“Prigioniero dei suoni Così riesco a evadere”
L’acufene è un disturbo uditivo, un fastidio costante, un ronzio così forte da influire sulla qualità della vita di chi ne soffre. Caparezza ha deciso di dedicargli il suo ultimo album: Prisoner 709. Un percorso liberatorio fatto di inquietudine, paure ma anche coraggio e voglia di ricominciare. “Questo è il disco della mia prigionia – spiega il cantante affetto dal disturbo dal 2015 – l’acufene c’è e non posso farci nulla. Ma devo fare mea culpa: per anni ho abusato con i volumi della musica e questo mi ha portato a diventare un po’ sordo e ad avere questo fischio nelle orecchie. Per un periodo sono stato anche ossessionato dai rumori, alcuni mi facevano impazzire, come il tintinnio dei bicchieri. I brindisi mi uccidevano”.
LA MALATTIA però è stata forse necessaria. Come ammette lo stesso Caparezza, “senza l’acufene questo disco non sarebbe mai nato”. Così dopo una fase iniziale molto dolorosa, il cantante pugliese ha deciso di esorcizzare il suo disturbo realizzando un album: “È il primo da ‘acufenizzato’”. Dopo il primo brano, Prosopagnosia, che esprime inquietudine, arriva la reazione. Le chitarre, i suoni saturi spingono questo album fino al pezzo dance finale Prosopagno sia!, uguale ma con toni felici. Ma perché 709? Come ci racconta, tutto nasce leggendo l’Esperimento della prigione di Stanford dello psicologo Philip Zimbardo. Alcuni studenti universitari dovevano recitare il ruolo di guardie e di prigionieri per due settimane. L’esperimento fu interrotto dopo soli sei giorni perché gli studenti si erano troppo immedesimati nelle parti con risvolti drammatici. Il prigio- niero 819 tentò con uno sciopero della fame di sabotare la sperimentazione e chiese di vedere un dottore abbandonandosi a una crisi isterica. “Pensando a quel prigioniero ho scelto di affiancare un numero alla parola prisoner, il 709, perché esprime la mia inquietudine.
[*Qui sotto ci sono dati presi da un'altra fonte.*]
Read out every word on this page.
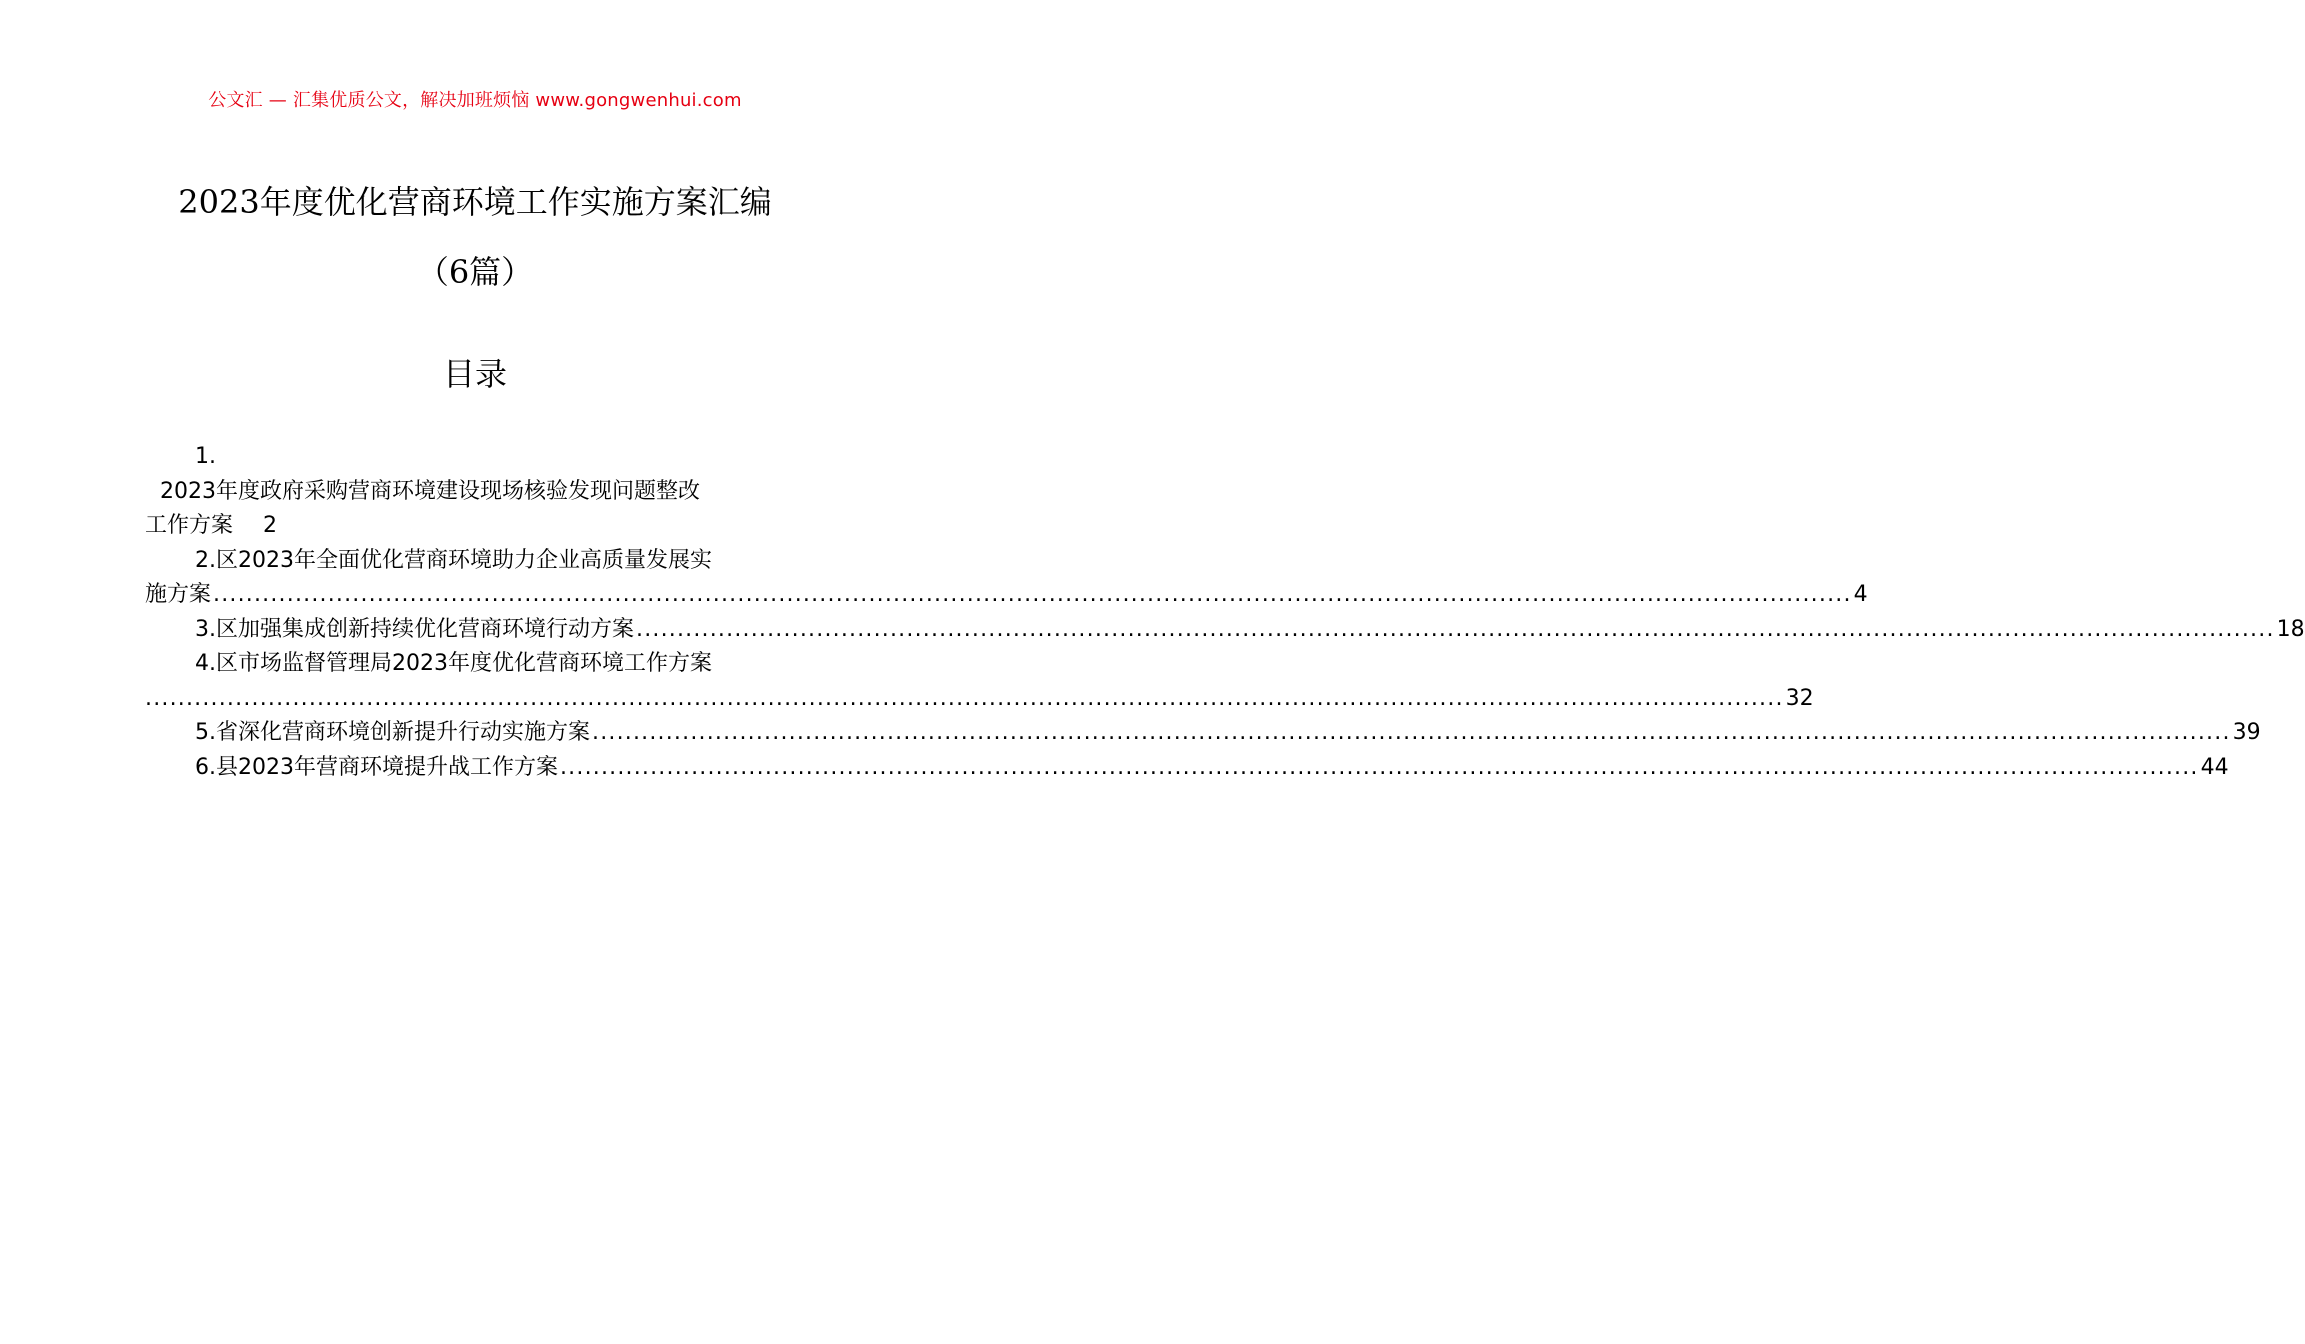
公文汇 — 汇集优质公文，解决加班烦恼 www.gongwenhui.com
2023年度优化营商环境工作实施方案汇编
（6篇）
目录
1.
2023年度政府采购营商环境建设现场核验发现问题整改
工作方案 2
2.区2023年全面优化营商环境助力企业高质量发展实
施方案 ........................................................................................................................................................................................................ 4
3.区加强集成创新持续优化营商环境行动方案 ........................................................................................................................................................................................................ 18
4.区市场监督管理局2023年度优化营商环境工作方案
........................................................................................................................................................................................................ 32
5.省深化营商环境创新提升行动实施方案 ........................................................................................................................................................................................................ 39
6.县2023年营商环境提升战工作方案 ........................................................................................................................................................................................................ 44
Il ruolo centrale è lo zero che ha la forma di un disco e rappresenta la scelta tra una parola di 7 lettere e una di 9. Ad esempio Michele o Caparezza, libertà o prigionia”. Il gergo della prigione ricorre costantemente nell’album. Ogni brano è un capitolo: il reato, la pena, il colloquio, l’ora d’aria e così via. “Le mie prigioni sono tante – ammette Caparezza – il mio corpo, il mio pensiero, le mie ideologie. Quella che mi fa soffrire di più oggi è l’acufene. Farei qualsiasi cosa per liberarmene. La prigione più difficile da cui evadere, però, è me stesso”. Nonostante le prigioni, però, il percorso di Caparezza è pieno di successo, ma lui frena: “La popolarità non è la mia missione. So di essere privilegiato per la vita che faccio, ho bene in mente questa cosa avendo avuto un padre operaio. Però ho sempre me come riferimento quando scrivo, non un audience. Cerco di mettere alla prova me prima di tutto. E se la popolarità mi permette di fare questo, non è lei lo scopo della mia vita”.
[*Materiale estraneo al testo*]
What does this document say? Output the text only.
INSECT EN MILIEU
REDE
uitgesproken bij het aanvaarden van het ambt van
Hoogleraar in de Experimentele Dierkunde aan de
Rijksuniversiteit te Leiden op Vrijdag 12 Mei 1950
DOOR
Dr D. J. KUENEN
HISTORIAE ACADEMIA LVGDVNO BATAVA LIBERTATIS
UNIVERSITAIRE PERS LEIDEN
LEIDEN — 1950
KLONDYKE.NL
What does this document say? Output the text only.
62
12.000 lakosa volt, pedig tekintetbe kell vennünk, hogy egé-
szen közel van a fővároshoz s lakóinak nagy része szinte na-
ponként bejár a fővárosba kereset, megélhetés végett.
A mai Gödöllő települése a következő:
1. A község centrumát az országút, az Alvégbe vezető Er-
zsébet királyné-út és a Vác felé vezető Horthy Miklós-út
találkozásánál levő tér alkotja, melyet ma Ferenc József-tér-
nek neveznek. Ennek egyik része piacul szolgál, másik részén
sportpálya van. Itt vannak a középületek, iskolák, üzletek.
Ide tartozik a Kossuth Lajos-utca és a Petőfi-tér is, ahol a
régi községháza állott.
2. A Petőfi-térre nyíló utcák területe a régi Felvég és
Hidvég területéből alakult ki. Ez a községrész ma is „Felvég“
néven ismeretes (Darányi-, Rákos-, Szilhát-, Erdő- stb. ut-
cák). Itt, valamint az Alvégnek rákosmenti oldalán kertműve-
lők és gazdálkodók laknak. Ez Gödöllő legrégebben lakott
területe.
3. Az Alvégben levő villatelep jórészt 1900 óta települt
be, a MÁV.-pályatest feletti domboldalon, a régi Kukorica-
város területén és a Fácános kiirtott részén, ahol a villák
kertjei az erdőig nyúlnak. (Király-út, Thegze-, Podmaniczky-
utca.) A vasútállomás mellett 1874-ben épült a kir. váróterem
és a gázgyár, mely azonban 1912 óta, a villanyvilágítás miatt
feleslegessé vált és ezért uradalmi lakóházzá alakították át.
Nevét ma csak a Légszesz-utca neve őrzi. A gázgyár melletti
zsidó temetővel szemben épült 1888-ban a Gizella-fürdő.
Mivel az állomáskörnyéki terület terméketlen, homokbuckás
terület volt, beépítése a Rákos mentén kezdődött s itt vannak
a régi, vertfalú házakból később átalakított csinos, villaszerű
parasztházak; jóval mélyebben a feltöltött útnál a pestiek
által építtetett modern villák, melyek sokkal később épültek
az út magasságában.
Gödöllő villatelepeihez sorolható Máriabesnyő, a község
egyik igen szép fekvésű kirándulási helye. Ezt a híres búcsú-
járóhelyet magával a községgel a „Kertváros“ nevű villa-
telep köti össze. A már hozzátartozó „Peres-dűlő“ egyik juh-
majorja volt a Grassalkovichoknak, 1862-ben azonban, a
PRISONER 709 è anche una ricerca di risposte. Lo si apprende ascoltando Confusianesimo, in cui il protagonista sperimenta l’adesione a tutte le religioni contemporaneamente. Esperimento, evidentemente non riuscito. “È uno dei miei pezzi preferiti. Sono sempre stato scettico verso tutto, comprese le religioni. Qui parlo del bisogno spirituale degli scettici e penso che infondo le persone che credono siano le più felici. Hanno una serenità interiore, forse perché si pongono meno domande”.